Food and dairy processor, Dairibord Holdings Limited’s foreign currency sales volumes for the period to May 2022 grew by 145 percent compared to the same period in the prior year as the group put in place measures to boost its foreign currency generation.
According to the group, this accounted for 40 percent of volumes sold during the period.
Government allowed businesses to also trade in foreign currency locally which boosted their foreign currency generation, on top of export sales.
For Dairibord, exports grew by 94 percent compared to the same period last year while domestic foreign currency earnings closed the period 158 percent stronger.
In terms of raw milk utilized, it remained the same compared to prior year and the company has retained its position as the processor with the highest milk intake.
Total sales volumes jumped 13 percent over prior year mainly driven by significant growth in beverages and foods.
Dairibord was, however ,not spared from the economic headwinds affecting most businesses in the economy. Global shocks such as the conflict in Ukraine have had a knock-on effect on businesses across sectors, causing supply chain disruptions.
Although Covid-19 was relatively contained in Zimbabwe, allowing businesses to largely operate uninterrupted, the pandemic still caused supply chain disruptions, with lockdowns implemented in China.
“Overall performance was not spared by headwinds in the operating environment,” said the group in a trading environment for the period under review.
Additionally, foreign currency shortages and depreciation of the local currency continued to weigh on businesses with price distortions experienced in the economy while the escalating costs and inconsistent supply of utilities, especially electricity and water added to the woes.

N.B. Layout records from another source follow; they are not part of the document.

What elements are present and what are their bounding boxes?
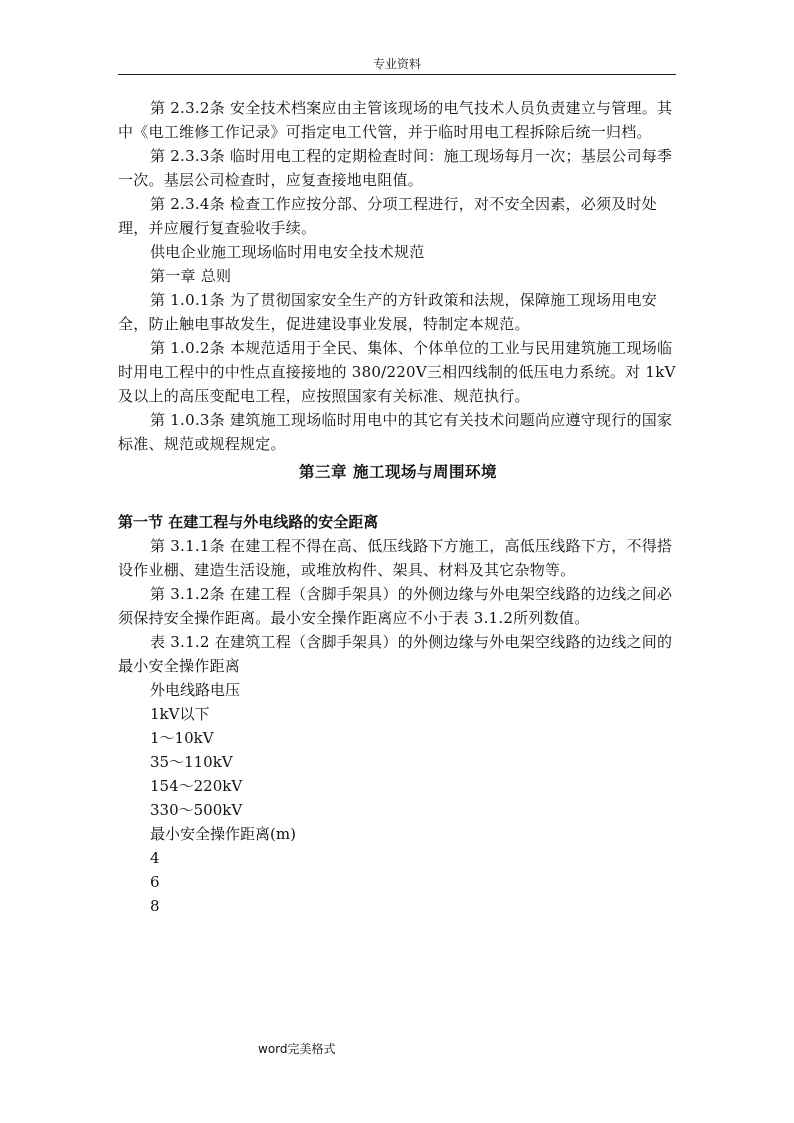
paragraph-3-1-2: 第 3.1.2条 在建工程（含脚手架具）的外侧边缘与外电架空线路的边线之间必须保持安全操作距离。最小安全操作距离应不小于表 3.1.2所列数值。 (118, 585, 673, 627)
paragraph-1-0-3: 第 1.0.3条 建筑施工现场临时用电中的其它有关技术问题尚应遵守现行的国家标准、规范或规程规定。 (118, 411, 673, 453)
list-item: 154～220kV (150, 777, 243, 795)
list-item: 外电线路电压 (150, 681, 241, 699)
section-one-title: 第一节 在建工程与外电线路的安全距离 (118, 513, 379, 531)
chapter-three-title: 第三章 施工现场与周围环境 (299, 463, 497, 481)
table-items-list (118, 678, 678, 918)
paragraph-1-0-2: 第 1.0.2条 本规范适用于全民、集体、个体单位的工业与民用建筑施工现场临时用电工程中的中性点直接接地的 380/220V三相四线制的低压电力系统。对 1kV及以上的高压变配电工程，应按照国家有关标准、规范执行。 (118, 339, 676, 405)
list-item: 6 (150, 873, 160, 891)
list-item: 330～500kV (150, 801, 243, 819)
list-item: 1～10kV (150, 729, 214, 747)
page-footer: word完美格式 (258, 1042, 336, 1056)
paragraph-2-3-2: 第 2.3.2条 安全技术档案应由主管该现场的电气技术人员负责建立与管理。其中《电工维修工作记录》可指定电工代管，并于临时用电工程拆除后统一归档。 (118, 99, 673, 141)
list-item: 35～110kV (150, 753, 233, 771)
paragraph-2-3-4: 第 2.3.4条 检查工作应按分部、分项工程进行，对不安全因素，必须及时处理，并应履行复查验收手续。 (118, 195, 657, 237)
list-item: 8 (150, 897, 160, 915)
page-header: 专业资料 (118, 56, 676, 75)
document-title: 供电企业施工现场临时用电安全技术规范 (150, 243, 425, 261)
paragraph-2-3-3: 第 2.3.3条 临时用电工程的定期检查时间：施工现场每月一次；基层公司每季一次。基层公司检查时，应复查接地电阻值。 (118, 147, 673, 189)
list-item: 1kV以下 (150, 705, 210, 723)
table-caption: 表 3.1.2 在建筑工程（含脚手架具）的外侧边缘与外电架空线路的边线之间的最小安全操作距离 (118, 633, 673, 675)
paragraph-3-1-1: 第 3.1.1条 在建工程不得在高、低压线路下方施工，高低压线路下方，不得搭设作业棚、建造生活设施，或堆放构件、架具、材料及其它杂物等。 (118, 537, 673, 579)
chapter-one-heading: 第一章 总则 (150, 267, 232, 285)
list-item: 最小安全操作距离(m) (150, 825, 296, 843)
document-body (118, 96, 678, 918)
paragraph-1-0-1: 第 1.0.1条 为了贯彻国家安全生产的方针政策和法规，保障施工现场用电安全，防止触电事故发生，促进建设事业发展，特制定本规范。 (118, 291, 657, 333)
list-item: 4 (150, 849, 160, 867)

For the dairy processor, the continued high cost of raw milk, raw and packaging materials, utilities, fuel and labour during the period contributed to cost-push.
As a result, Dairibord recorded growth in material costs was 165 percent compared to prior year, but contained within revenue growth.
Overheads also grew by 153 percent against revenue growth of 165 percent, a result of cost containment initiatives, according to the group.
In terms of investment, the group commissioned its second UHT filler and ambient Cascade.
This is in addition to investment in fleet to enhance distribution, reduce costs and enhance revenue.
While the group has cost-containment measures in place, the impact of Covid-19 is expected to continue weighing on businesses in the short to medium term as the world over is yet to find a lasting solution to the pandemic.
Limited foreign currency, high cost of borrowing and inflationary pressures are also expected to continue posing a threat, not only for Dairibord but businesses across sectors.